Wed 14 May 2014
Left to right: Sca Fell, Scafell Pike (from Crinkle Crags) |
Up at 5 a.m. and off to Langdale after a sudden decision came
upon me yesterday to climb Scafell Pike again after many years*. I reckoned
that if I found it too tiring, and too far, I could always cut it short and
visit, say, Rossett Pike instead. It would also act as a recce for when Andrew comes with me. I decided not
to weight myself down with my big boots, so wore my lightweights. I spoke with
Mrs Rawlins at Stool End for a few minutes and then set off on the south side
of Mickleden Beck by about twenty past eight.

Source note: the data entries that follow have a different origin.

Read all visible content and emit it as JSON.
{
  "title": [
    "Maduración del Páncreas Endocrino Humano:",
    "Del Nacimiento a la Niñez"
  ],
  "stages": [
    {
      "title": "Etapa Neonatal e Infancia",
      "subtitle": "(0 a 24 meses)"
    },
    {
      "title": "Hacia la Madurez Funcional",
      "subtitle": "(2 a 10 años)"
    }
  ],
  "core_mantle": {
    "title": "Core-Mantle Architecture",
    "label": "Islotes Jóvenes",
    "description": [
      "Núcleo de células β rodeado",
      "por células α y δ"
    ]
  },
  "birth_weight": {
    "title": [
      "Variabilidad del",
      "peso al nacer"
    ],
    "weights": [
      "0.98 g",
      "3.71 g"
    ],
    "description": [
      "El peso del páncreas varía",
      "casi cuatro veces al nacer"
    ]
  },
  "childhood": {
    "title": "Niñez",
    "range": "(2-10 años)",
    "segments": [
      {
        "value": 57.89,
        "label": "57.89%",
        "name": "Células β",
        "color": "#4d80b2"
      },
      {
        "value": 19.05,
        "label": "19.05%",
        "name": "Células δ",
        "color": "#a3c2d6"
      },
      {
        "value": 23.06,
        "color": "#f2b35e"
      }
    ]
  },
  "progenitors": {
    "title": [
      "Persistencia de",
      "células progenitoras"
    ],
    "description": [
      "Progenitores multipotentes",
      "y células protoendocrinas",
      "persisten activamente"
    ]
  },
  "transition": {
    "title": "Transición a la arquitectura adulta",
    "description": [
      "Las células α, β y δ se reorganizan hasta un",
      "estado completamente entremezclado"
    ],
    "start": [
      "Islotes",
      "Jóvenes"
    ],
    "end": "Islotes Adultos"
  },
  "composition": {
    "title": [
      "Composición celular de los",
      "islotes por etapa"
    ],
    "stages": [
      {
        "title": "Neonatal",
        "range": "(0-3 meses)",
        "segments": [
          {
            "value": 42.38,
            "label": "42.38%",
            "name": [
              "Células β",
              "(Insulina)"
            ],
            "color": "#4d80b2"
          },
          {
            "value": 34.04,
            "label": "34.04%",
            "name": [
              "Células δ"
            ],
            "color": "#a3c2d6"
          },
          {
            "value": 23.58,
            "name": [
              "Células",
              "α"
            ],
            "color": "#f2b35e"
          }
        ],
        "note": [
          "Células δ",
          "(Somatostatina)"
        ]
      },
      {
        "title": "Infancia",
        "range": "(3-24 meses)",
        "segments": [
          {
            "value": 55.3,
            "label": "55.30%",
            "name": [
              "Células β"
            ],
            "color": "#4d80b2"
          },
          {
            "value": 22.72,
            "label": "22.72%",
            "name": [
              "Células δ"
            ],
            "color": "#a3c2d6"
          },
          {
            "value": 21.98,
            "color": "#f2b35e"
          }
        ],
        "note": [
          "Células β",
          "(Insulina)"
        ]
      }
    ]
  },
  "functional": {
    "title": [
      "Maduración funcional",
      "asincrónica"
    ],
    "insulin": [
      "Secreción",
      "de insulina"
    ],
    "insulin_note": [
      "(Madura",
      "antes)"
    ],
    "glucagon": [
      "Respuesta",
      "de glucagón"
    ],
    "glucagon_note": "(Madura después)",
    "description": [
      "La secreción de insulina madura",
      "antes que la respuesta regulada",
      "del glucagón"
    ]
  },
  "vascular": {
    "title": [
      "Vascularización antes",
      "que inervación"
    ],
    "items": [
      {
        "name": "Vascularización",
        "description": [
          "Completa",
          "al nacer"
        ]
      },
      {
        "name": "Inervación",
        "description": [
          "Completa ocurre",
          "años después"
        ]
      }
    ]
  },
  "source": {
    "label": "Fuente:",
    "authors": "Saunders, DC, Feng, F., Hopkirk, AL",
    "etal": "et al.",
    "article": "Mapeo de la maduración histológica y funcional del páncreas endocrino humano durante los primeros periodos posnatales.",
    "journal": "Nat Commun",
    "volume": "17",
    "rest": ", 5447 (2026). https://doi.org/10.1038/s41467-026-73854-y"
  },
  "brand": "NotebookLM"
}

The only part of the old pony route I could find |
After wandering about
on the lower slopes of Bowfell I could find no trace at all of the old pony
route that I located with comparative ease some years ago, apart from about
five yards of it before it joins the stepped route from Rossett Gill. I did
locate the ‘secret sheep fold’. I was surprised that the hard slog on the pathless
fellside hadn't tired me, so the weather not being too warm I felt quite
comfortable.
Great Slab on Flat Crags from near Angle Tarn |
Path reconstruction |
On the way up to the shelter below Esk Hause I came across a gang of three workmen restoring the path. They walk up from Mickleden each morning before they start work. Then they need to locate suitable stones and move them to the path before securing them in the ground to form a stable new path surface. What a job! Chatting with the boss I learned that they loved the outdoor work, rain or shine.
It's a long walk to work every day! |
At Esk Hause I took some photos looking down into Eskdale
and then over to Ill Crag. As I proceeded over the gravelly part of that crag
the weather changed, mist descending and threatening to obscure the view, causing
me to wonder about the wisdom of continuing. However, the path was clear and
the mist wasn’t very thick, so I moved on.
Ill Crag from Esk Hause |
Ill Crag Col |
My heart sank a little, though, when across Ill Crag col I
saw the steep loose scree leading up to Broad Crag. It wasn’t too diffult, but
I knew that I wouldn‘t like descending it on the way back! Making my way over
the boulders in the mist where only marks made by thousands of hiking boots
indicated a path, there were places where the route was in doubt; but there
were a fair number of walkers about and no real risk of losing my way.
Looking back to Broad Crag |
Broad Crag col, though narrow, presented no difficulty and the final section of the ascent was easy. I reached the summit and the large platform cairn where a couple of dozen other walkers were standing, chatting, taking photos, sitting eating their lunches. A guy obliged me by taking my photo with my camera. I was genuinely surprised that the walk had been relatively easy, and I wasn’t really tired.
The summit trig column and cairn |
Who does he think he is? |
I decided not to hang
about for too long, the low cloud obscuring the view, so after some refreshment
I set off back. The loose scree path down to Broad Crag col was accomplished using
three, four, sometimes five points of my body on the ground!
Some views on the way back. From left, top to bottom: Great Gable and Kirk Fell from Ill Crag; looking into the head of Eskdale from Ill Crag; Lingmell; Esk Pike with Bowfell behind
Angle Tarn |
I began to
feel rather tired by the time I reached the shelter below Esk Hause, and sat
down to finish my remaining snack and drink. It was then that I discovered I
hadn’t put my painkiller tablets in the rucsack! It was a big mistake, as
although I made the next section of the route as far as Rossett Pass without
any signs of real fatigue, my right foot began to complain as I started the
descent of Rosset Gill path. This route has steps all the way down, and the
risers are too high for such a distance and the pressure on my toes and knees
was causing much pain. I contemplated going down by the route I had used on the ascent,
but the unremitting steepness would have been too much for my toes in the
lightweight walking shoes. I should have worn the boots!
It was with enormous
relief that I at last reached the valley. I dragged myself in some pain along
Mickleden, crossing the beck at the weir to return thankfully to Stool End and the
car.
The ford over Mickleden Beck near Stool End |
Looking back along Mickleden |
I was back home just after nine. I rang Andrew and told him about my walk; he was a little put out by my having been to the top of Sca Fell Pike without him. But now I have renewed my knowledge of the route we shall be able to accomplish the ascent together with more confidence on my part.
Wainwright says it's five and a half miles from Dungeon Ghyll Old Hotel to the highest peak in England; from Stool End is about a mile less, making a round trip today of nine miles, with 3,400 feet of ascent (and descent, a fact of which my feet were very much aware).
Tired, yet happy, after a much needed shower and a fish and chip supper I got to bed by midnight.